I did my “please hold” business, transferred her, and put my head in my hands. Are you kidding me?
It took me awhile to recover. I still don’t know how to handle these situations. If she had made a comment, like many people do, I could have inserted that what she heard was a stutter. Comments like, “Did you forget your name?” or “Did you forget what you were going to say?” can be answered with, “Actually, I have a stutter” or something of the like. Small chuckles can be ignored, if you want. But roaring laughter? What the heck is a person who stutters to do?!
My coworkers had some suggestions. “Ask her why she was laughing” “Ask her what was so funny” “Email her about it” but none of those seemed right. What if she was laughing at something else? “She would have said something if it was something else – like sorry or something. But since she didn’t, she thought you were in on it.”

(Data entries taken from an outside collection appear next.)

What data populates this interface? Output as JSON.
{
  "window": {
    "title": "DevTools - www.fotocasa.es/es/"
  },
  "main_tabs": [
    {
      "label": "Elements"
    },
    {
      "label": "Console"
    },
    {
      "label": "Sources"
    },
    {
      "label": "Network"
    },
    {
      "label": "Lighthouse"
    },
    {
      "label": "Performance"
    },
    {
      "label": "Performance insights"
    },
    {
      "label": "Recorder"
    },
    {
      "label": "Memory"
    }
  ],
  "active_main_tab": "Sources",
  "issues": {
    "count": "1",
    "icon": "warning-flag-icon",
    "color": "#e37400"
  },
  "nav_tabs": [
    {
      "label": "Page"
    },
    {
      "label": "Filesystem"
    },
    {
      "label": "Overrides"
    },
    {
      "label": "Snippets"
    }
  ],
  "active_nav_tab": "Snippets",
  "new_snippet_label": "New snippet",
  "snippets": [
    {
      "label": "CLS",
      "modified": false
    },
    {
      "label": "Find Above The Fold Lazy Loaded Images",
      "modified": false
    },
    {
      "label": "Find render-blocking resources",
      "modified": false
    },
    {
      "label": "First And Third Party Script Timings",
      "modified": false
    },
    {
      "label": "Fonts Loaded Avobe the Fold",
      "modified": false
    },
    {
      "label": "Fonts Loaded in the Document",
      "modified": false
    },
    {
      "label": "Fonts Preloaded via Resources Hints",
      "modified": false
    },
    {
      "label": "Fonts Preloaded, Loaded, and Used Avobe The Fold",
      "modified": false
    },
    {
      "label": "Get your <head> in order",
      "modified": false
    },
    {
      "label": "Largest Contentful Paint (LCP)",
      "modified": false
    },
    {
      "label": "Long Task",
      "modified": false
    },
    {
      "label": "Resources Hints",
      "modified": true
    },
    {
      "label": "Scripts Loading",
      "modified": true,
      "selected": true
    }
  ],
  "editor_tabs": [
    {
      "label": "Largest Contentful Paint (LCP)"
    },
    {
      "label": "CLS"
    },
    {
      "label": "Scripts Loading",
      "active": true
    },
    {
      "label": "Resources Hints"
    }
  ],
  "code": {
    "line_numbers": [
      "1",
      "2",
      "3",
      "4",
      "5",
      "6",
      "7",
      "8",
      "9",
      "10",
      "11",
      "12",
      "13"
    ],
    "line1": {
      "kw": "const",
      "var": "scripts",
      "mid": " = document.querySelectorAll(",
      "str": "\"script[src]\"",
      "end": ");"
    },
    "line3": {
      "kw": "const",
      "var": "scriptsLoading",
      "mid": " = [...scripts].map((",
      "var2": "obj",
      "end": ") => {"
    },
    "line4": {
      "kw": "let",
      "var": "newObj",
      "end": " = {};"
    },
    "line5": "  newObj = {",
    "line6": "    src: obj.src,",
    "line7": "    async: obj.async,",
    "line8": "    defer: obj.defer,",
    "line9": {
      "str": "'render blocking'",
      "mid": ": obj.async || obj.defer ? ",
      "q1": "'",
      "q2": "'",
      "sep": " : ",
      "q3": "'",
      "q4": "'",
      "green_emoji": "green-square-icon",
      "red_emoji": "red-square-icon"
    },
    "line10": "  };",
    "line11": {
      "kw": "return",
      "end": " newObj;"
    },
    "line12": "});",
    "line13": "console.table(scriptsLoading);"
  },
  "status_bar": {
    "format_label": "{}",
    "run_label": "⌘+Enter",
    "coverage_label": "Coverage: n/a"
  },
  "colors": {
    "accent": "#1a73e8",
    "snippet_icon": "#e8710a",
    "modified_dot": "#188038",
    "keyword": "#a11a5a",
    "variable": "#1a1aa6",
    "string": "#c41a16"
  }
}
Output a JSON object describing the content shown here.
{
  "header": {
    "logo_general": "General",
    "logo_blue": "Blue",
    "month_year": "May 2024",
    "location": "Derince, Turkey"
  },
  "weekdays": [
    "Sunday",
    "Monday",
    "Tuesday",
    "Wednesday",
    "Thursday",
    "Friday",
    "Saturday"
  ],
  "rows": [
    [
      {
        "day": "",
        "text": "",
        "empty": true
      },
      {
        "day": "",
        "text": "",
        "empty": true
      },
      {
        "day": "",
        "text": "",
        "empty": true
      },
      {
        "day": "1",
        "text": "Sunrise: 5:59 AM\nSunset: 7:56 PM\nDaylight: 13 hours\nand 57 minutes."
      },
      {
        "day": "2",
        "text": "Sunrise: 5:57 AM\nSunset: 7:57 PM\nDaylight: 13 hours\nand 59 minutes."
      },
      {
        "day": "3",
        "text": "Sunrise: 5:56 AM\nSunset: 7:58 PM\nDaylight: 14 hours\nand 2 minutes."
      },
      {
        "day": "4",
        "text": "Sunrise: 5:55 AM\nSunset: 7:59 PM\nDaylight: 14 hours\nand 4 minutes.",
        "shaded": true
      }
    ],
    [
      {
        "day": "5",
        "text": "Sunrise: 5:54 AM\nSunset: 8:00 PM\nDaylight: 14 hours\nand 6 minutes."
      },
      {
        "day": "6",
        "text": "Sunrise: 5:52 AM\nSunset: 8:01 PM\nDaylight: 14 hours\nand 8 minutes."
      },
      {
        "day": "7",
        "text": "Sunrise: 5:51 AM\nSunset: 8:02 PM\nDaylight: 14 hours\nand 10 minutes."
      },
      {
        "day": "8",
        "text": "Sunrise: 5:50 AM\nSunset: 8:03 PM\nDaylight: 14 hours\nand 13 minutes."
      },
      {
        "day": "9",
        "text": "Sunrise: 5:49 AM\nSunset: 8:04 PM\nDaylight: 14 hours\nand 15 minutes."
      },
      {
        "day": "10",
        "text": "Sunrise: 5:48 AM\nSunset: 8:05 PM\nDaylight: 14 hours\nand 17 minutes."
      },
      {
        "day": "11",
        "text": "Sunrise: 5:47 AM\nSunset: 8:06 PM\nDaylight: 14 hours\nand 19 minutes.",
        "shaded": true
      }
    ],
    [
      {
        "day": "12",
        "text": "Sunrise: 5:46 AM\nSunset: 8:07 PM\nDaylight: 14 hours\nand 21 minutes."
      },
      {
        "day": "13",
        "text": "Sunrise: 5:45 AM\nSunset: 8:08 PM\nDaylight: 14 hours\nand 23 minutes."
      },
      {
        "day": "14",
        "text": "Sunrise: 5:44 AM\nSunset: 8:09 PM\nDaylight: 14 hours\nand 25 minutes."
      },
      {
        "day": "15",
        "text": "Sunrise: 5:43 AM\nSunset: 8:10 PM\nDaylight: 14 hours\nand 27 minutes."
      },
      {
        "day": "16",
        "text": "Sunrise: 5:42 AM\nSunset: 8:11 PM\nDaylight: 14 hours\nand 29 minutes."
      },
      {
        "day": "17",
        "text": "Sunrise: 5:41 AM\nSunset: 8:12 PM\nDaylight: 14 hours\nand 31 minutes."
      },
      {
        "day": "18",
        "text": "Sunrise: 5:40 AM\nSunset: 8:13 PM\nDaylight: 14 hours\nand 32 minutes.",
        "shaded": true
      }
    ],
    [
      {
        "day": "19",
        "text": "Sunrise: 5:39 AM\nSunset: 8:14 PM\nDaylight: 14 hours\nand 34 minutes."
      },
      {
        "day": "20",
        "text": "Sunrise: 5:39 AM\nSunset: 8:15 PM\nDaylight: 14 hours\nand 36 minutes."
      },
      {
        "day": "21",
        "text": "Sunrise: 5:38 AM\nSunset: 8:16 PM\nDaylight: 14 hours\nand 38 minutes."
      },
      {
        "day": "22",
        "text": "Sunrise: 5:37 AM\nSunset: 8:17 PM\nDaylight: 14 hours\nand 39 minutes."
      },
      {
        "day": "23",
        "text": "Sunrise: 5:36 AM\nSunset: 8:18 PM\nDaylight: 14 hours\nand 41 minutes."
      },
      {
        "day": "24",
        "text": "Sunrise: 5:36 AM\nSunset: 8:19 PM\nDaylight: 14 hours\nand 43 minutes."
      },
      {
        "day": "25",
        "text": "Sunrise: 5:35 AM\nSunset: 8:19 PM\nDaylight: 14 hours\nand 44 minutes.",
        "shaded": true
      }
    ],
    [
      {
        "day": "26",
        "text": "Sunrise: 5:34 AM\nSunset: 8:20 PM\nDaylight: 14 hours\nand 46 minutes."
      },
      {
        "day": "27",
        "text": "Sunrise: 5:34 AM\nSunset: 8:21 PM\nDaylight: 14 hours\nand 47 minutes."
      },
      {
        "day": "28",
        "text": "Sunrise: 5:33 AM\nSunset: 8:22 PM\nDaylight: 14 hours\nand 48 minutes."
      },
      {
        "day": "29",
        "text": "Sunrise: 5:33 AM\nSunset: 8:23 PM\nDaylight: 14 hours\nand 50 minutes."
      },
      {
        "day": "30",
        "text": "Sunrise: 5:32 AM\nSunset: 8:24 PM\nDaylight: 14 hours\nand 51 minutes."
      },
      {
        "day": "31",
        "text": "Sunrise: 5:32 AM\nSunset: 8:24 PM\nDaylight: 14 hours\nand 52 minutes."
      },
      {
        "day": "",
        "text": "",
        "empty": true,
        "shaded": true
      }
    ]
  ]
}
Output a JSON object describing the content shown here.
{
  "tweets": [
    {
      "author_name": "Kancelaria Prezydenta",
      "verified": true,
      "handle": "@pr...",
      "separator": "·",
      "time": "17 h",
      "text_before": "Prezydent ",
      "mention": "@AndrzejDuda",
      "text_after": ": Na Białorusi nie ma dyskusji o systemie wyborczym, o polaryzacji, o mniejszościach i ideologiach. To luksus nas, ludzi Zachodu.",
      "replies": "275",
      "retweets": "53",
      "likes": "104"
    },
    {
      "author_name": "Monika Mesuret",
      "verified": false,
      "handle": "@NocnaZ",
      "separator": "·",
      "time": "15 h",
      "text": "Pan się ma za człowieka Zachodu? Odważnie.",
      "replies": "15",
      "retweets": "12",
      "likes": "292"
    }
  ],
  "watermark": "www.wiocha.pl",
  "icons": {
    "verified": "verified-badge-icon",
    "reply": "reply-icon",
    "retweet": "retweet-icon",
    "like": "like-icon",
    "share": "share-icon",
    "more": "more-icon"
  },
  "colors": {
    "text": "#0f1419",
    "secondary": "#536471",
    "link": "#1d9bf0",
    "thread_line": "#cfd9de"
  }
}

I knew they were right – it was pretty obvious. But it also didn’t seem like the way I wanted to deal with it. So what was?
Luckily for me, I met a few cool people at the Regional Conference this year. I facebook messaged one of them and told him the whole situation. “Any advice?”
He did give me specific advice, and also overall advice. First off, he told me that it was OK if I was really angry at first, and also asked about my previous interactions with her – if any. I had spoken to her a few times, and I’m not sure if I stuttered in those situations. It’s likely she thought I was making a joke (what kind of a joke, I’m not sure… but that’s a very common thought in these situations).
How to handle this situation in particular? He advised me to pause at the laughter instead of continuing my sentence. When she’s done laughing, I can ask, “Everything OK?” This will put it on her. Some will realize their error now. Others may note what happened so that I can reply, “Actually, I have a stutter. Sometimes it’ll take an extra moment for me to say something. Is that OK?” I thought this was brilliant advice, and I am absolutely storing the idea for later.
I have further thoughts on when this happens in the workplace by other employees in particular, but for now I’ll focus on the daily situations of this happening. The truth is simple: most people laugh because they don’t know. Very few people would intentionally laugh at stutter. (Unless it’s a friend with whom you’ve already made a comfortable connection with about this, and it’s a particularly funny word. Like salsa. S’s can be hilarious. But this was not that kind of situation.)
Nonetheless, addressing it tends to be a better idea than not. If you CANNOT do it, don’t worry about it. The world won’t end. But most people admit that after it’s all over, they feel better about how it was handled if they say something. When people are given a chance to understand what happened and apologize, they often will. Let them have that chance. You may end up with a good conversation instead of one that leaves you feeling hurt or angry.
I feel it necessary to add that you don’t need to feel bad if you don’t either. You stutter all day. It makes sense that you don’t always feel like talking about it. But when you can do so, please do. Awareness makes an impact, one individual at a time.
No matter who you are… if you stutter and struggle with how you feel about it: I love you and I support you. You are going to be OK. Your stutter does not define you and it does not rule over you. Your stutter is simply a part of how you communicate sometimes. (I’m stealing that quote from someone else.) Whether you feel weak or strong, know that you can be weak or strong with other people who stutter. Others fight this same battle daily, and you are not alone in this.